- Born: January 11, 1938 Los Angeles, California
- Died: September 23, 2021 (aged 83) Los Angeles, California

= John August Swanson =

American artist (1938–2021)

John August Swanson (January 11, 1938 - September 23, 2021) was an American visual artist who worked primarily in the medium of serigraphy, as well as oil, watercolor, acrylic, mixed media, lithography, and etching.

Swanson studied with Corita Kent at Immaculate Heart College. He was the recipient of a Doctor of Humane Letters degree honoris causa from California Lutheran University. He collaborated on a number of books.

==Work ==

Festival of Lights

The son of a Mexican mother and a Swedish father, Swanson's art reflects the strong narrative influences of his cultural upbringing. His works frequently depict scenes of community life, as in "Festival of Lights" (2000), "Tales of Hoffman" (2001), and "Psalm 85" (2003) after Psalm 85. Swanson's images are optimistic and colorful, with a strongly humanistic feel.

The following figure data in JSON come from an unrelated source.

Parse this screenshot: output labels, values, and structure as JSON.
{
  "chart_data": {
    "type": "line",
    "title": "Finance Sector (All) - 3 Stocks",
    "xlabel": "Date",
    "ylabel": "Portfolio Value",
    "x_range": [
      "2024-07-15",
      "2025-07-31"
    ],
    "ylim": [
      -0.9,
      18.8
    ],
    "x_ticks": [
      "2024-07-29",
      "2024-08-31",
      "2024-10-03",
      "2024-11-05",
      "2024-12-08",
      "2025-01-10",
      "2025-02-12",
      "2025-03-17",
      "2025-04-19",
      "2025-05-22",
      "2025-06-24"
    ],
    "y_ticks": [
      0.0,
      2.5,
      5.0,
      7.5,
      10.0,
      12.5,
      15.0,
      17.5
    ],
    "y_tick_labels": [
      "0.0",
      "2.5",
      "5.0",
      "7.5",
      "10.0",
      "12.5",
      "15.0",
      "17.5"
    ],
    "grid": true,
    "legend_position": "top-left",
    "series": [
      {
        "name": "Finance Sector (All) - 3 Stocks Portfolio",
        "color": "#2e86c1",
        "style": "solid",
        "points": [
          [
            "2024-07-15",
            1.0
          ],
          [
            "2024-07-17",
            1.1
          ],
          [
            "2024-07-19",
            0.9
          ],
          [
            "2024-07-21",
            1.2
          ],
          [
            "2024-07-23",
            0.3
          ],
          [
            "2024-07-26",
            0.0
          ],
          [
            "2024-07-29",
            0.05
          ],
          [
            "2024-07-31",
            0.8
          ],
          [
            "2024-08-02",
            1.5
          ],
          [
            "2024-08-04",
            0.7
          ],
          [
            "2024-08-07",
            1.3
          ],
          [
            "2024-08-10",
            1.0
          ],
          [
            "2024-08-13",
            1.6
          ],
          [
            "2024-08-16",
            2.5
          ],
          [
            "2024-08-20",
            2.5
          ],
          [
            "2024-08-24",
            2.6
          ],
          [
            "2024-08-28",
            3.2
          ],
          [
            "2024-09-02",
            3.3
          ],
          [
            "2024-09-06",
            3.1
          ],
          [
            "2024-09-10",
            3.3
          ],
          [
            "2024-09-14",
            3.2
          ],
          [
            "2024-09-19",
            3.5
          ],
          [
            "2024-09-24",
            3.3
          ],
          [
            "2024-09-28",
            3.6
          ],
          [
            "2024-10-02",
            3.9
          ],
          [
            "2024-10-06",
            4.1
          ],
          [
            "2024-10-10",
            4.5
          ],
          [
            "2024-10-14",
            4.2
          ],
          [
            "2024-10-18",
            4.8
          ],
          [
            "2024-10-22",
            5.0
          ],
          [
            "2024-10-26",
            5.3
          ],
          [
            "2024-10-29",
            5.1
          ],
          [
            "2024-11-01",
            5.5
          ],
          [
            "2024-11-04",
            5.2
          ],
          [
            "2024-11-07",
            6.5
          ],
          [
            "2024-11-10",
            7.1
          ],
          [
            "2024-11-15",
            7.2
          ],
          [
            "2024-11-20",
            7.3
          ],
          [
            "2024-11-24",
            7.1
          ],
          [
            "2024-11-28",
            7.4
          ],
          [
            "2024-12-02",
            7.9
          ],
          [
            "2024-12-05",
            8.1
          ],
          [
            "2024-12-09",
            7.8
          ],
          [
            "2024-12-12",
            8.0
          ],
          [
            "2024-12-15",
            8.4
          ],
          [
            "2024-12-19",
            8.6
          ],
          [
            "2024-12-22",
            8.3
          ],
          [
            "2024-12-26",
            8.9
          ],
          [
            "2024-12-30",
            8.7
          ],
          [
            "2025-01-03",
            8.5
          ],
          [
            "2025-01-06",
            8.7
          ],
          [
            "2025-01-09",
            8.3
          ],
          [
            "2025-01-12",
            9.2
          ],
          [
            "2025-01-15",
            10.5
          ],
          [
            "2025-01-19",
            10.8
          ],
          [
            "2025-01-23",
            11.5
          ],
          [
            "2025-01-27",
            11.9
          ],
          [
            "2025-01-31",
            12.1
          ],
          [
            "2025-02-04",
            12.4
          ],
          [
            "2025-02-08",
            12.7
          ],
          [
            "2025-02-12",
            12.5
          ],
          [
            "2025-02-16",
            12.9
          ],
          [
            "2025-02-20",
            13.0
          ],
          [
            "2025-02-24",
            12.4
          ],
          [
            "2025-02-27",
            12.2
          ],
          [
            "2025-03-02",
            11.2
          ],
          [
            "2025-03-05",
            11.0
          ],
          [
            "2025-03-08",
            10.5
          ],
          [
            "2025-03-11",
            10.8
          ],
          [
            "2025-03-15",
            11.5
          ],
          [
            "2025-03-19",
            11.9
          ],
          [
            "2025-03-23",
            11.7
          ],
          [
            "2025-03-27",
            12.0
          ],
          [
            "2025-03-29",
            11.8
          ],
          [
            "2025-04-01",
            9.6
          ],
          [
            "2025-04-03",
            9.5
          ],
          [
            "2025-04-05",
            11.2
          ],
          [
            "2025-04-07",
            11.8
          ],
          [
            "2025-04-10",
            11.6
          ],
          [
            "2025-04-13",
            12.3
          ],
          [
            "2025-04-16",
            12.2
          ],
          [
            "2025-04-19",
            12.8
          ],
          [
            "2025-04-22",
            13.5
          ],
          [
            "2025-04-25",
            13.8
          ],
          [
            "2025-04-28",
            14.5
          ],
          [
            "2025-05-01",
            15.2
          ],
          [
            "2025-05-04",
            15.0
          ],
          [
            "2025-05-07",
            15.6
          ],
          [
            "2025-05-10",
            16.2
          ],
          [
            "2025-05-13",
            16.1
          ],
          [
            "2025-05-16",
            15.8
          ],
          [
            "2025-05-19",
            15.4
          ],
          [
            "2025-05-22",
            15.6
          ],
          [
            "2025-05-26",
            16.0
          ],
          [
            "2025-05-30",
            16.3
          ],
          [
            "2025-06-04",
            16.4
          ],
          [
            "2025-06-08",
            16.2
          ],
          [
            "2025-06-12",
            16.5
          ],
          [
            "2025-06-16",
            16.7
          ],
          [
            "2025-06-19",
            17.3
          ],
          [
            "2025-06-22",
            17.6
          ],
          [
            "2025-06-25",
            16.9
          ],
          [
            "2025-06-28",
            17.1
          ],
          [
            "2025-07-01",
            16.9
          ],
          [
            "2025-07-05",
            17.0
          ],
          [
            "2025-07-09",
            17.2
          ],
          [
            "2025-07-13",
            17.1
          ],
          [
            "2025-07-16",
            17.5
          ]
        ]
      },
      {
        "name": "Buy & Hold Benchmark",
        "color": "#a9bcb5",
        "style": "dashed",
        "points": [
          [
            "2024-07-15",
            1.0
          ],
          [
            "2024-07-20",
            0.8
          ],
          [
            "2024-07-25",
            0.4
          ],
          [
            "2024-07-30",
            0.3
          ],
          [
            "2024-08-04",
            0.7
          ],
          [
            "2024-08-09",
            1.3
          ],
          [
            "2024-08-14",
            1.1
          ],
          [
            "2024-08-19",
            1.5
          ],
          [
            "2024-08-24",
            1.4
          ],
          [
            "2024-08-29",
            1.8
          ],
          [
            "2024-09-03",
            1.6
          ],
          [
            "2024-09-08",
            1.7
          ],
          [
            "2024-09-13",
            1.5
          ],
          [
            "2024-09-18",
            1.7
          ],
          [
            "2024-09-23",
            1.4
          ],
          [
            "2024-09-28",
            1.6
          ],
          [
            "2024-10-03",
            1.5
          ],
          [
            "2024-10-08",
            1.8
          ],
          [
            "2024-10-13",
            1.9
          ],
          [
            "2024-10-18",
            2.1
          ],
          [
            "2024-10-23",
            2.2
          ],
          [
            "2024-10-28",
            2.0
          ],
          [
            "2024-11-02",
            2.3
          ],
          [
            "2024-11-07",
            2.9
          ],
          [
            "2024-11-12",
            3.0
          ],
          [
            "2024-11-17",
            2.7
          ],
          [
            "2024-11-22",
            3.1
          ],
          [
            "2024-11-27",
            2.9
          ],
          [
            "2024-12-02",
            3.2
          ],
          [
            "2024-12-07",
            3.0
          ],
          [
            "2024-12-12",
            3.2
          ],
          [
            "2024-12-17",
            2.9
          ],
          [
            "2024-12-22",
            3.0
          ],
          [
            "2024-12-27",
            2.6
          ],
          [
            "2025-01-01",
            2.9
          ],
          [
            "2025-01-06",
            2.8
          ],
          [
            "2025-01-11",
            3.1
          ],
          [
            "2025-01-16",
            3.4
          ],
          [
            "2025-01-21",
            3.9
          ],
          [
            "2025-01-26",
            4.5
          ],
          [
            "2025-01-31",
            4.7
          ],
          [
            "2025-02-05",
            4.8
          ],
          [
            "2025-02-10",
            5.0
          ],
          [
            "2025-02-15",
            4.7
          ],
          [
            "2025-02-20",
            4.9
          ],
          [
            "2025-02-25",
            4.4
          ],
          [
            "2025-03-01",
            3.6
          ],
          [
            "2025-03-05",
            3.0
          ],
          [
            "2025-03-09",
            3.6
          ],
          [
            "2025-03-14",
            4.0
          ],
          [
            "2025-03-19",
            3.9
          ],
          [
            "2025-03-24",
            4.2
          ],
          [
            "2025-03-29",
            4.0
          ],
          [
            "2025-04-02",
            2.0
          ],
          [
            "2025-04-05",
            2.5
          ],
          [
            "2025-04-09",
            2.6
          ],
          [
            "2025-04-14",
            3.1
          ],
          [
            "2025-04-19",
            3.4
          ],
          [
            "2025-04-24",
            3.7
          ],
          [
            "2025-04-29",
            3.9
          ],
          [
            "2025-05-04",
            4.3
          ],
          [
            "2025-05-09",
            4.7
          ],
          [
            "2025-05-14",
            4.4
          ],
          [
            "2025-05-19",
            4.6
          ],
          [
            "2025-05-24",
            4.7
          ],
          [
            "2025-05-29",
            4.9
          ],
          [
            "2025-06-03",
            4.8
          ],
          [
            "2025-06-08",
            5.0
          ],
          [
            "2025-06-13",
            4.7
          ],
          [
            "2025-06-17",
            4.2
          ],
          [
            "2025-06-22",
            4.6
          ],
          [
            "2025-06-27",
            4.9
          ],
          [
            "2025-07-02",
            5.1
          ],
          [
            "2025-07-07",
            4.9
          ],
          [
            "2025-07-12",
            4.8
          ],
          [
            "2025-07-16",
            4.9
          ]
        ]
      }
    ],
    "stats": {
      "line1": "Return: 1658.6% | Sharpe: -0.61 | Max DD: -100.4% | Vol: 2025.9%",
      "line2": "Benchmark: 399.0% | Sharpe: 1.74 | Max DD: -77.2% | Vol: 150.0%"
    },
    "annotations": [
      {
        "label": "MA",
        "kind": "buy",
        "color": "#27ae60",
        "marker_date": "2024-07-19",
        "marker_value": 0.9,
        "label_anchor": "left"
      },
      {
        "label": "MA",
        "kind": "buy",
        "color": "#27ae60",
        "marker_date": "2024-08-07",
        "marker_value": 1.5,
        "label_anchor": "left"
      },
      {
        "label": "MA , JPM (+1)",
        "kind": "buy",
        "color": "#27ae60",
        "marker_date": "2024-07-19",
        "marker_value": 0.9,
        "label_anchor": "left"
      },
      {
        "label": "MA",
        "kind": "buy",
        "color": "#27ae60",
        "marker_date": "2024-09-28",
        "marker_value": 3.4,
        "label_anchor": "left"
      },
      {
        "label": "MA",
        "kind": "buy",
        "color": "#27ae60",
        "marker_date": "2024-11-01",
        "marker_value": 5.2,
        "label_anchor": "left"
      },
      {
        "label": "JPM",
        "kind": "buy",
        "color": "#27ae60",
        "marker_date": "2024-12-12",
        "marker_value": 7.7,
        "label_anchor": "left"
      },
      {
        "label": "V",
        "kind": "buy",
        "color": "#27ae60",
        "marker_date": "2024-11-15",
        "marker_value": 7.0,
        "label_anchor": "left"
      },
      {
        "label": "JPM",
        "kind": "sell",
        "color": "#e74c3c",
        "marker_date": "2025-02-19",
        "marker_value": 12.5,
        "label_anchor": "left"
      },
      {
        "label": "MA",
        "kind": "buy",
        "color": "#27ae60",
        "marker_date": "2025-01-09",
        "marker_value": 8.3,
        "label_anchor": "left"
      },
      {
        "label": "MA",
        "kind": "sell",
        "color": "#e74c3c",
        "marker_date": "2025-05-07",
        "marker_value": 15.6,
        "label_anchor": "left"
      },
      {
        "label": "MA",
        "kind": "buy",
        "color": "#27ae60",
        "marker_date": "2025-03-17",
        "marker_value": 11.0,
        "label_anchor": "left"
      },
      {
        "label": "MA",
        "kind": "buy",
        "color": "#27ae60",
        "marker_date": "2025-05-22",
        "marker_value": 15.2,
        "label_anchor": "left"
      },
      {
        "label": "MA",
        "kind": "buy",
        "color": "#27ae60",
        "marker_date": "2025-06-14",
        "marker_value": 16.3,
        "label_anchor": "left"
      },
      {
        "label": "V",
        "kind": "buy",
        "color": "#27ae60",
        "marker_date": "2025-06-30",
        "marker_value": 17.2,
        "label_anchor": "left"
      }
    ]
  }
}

Swanson was perhaps best known for his biblical imagery. Combining the flat, stylized look of iconography with the bright palette and strong narrative sense of his background in Latin American folk art, pieces such as "Daniel" (2000), "Good Samaritan" (2002), and "Washing of the Feet" have proven popular among collectors of religious artwork around the world.

==Exhibitions==
Swanson's work is represented in the permanent collections of many museums, including three museums of the Smithsonian Institution: The National Museum of American History, The Smithsonian American Art Museum and The National Air and Space Museum. He is also included in the print collections of the Art Institute of Chicago, Harvard University's Fogg Museum, the Tate Gallery and Victoria and Albert Museum in London, and the Bibliothèque Nationale in Paris. His painting "The Procession" is one of relatively few works by contemporary artists to be selected for the Vatican Museums' Collection of Modern Religious Art. With holdings of 150 pieces, Candler School of Theology at Emory University in Atlanta has acquired the largest collection of Swanson’s work.